Duif

de grijze duif hield zich aan zijn rauwe klauwen
vast aan loden goot tot hij dapper besloot,
hardleers als hij was, op de vlucht te slaan

wijds spreidt zijn verstoft verenkleed
scherend met de oude wangen door de wind
op weg naar dat warme wat zo buiten zichzelf was

Verslaafd

ingeklemd als
tussen dijen van een vrouw
denk ik aan jou
jij hopeloos verloren mij
verstrikt als nooit tevoren
geeft geen kik
fluit als herboren
in het prille licht
van ochtendgloren
gehuld in mist
van het alles onbekend
zo lang en vrijelijk te bekoren
dat plukken van de luide lach
van dat wat ik niet mag
ingeklemd tussen mijn lijden
lijd ik aan jou

Ragnar

Ragnar lag even met de voeten hoog en droog.
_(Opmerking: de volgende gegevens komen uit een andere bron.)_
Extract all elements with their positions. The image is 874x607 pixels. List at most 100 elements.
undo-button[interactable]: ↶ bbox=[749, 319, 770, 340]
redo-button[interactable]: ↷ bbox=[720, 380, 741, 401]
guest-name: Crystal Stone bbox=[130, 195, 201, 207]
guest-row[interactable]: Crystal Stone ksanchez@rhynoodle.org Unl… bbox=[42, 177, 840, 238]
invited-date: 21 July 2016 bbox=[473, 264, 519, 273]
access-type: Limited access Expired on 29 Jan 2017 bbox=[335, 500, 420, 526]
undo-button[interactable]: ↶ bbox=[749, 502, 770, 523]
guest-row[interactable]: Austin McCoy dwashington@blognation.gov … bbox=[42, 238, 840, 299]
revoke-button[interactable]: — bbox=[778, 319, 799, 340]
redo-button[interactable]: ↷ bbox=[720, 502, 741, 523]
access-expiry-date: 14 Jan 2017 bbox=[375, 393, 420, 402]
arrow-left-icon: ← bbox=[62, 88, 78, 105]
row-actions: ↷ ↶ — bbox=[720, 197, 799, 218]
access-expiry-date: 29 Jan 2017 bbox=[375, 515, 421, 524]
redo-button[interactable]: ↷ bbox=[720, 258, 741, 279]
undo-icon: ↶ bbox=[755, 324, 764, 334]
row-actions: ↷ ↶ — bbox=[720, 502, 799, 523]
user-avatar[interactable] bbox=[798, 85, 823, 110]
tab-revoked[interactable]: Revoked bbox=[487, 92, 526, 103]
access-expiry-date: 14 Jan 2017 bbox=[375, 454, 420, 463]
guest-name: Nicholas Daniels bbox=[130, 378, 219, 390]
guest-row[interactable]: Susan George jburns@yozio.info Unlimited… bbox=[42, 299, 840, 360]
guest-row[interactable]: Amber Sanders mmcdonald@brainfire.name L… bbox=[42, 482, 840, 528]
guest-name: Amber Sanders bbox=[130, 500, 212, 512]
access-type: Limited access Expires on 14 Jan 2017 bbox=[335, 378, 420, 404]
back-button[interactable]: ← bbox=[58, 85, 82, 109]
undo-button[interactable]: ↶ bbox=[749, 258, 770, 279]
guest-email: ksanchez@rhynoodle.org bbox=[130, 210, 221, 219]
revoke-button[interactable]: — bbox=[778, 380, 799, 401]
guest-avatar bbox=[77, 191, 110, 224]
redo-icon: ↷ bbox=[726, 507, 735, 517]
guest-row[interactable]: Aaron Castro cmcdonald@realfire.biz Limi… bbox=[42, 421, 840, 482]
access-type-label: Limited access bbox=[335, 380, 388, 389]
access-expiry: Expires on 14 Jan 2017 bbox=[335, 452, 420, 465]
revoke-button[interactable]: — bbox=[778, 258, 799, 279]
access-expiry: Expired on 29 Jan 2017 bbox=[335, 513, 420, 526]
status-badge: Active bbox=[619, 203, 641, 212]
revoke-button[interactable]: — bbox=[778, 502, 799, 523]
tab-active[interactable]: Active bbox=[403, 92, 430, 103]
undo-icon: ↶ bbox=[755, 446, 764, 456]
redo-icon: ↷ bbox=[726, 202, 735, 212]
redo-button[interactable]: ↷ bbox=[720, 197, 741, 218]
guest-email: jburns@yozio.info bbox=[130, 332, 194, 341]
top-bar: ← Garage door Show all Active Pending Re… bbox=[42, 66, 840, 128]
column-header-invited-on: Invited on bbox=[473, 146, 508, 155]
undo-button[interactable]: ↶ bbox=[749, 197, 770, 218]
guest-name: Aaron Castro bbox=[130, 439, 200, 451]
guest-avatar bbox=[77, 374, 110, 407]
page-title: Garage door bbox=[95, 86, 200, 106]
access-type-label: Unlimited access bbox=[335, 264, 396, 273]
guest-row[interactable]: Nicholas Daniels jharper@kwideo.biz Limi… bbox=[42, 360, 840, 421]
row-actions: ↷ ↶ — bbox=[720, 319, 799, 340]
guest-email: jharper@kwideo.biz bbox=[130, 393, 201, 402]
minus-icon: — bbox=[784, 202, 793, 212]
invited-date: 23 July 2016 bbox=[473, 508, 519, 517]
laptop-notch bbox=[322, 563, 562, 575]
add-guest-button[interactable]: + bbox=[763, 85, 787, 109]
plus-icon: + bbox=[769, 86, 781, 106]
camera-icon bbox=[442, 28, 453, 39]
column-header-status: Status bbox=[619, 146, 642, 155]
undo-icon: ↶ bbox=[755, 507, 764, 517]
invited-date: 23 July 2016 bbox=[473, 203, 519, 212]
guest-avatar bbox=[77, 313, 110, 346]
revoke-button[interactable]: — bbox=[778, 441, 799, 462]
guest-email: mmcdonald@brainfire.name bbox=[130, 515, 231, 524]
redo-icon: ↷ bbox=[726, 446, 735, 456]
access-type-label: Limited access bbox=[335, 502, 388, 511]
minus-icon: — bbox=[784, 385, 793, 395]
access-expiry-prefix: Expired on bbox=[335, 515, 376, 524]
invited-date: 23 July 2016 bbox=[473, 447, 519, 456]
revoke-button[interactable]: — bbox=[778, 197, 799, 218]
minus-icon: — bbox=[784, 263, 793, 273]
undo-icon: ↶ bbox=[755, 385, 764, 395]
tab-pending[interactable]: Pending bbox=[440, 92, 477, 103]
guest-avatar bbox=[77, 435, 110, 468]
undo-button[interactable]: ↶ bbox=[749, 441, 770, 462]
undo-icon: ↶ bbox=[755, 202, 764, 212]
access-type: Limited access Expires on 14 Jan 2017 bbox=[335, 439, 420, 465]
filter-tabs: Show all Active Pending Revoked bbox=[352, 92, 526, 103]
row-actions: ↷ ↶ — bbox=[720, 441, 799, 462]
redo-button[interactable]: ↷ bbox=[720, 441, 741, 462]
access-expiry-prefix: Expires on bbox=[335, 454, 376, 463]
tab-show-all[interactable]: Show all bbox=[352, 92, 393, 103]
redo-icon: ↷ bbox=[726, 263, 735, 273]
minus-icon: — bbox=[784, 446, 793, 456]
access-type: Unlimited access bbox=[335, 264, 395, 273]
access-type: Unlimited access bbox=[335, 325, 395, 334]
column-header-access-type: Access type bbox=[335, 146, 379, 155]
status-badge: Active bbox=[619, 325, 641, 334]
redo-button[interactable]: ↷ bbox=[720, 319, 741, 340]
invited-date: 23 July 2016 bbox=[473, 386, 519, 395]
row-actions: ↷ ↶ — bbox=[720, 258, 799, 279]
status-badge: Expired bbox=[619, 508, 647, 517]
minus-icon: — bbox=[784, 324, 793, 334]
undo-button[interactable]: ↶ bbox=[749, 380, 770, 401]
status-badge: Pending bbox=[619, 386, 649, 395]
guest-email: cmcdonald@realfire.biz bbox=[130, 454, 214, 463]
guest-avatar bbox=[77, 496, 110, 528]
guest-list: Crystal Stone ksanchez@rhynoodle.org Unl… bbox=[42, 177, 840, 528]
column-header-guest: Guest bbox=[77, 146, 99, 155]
Zijn maag rommelde tevreden van wat hij had klaargemaakt. De Ziener sprak ooit van kleine pannenkoeken met vlees en alles wat scherp en smaakvol was. Met een beetje fantasie en de dood van een paar vette kippen pruttelde de pan geurig boven zachte gloed. Zijn broer Rollo kwam langs met zijn vrouw Lynna en kleine Nils. De mede vloeide in overvloed om de verhitte mond te koelen en liet de lach luid schallen door het duister van de fjord. De avond had enorm gesmaakt. Ze meenden Nils taco te hebben horen roepen tussen de happen door en doopten het onbekende maal met deze naam.

Bloot

vind je ook niet
dat het tonen loont
van waar je hart woont

zonder schroom te blozen
in dat ongemakkelijke hoekje
van het zacht te durven zeggen
wat je bozer schreeuwen wilt

het tere binnen naar het rauwe buiten
bloot en onbeschermd herboren
op die klamme tegels voor je thuis

je lief te laten kozen om niets
niets meer dan je maar bent

error: De inhoud is beschermd !!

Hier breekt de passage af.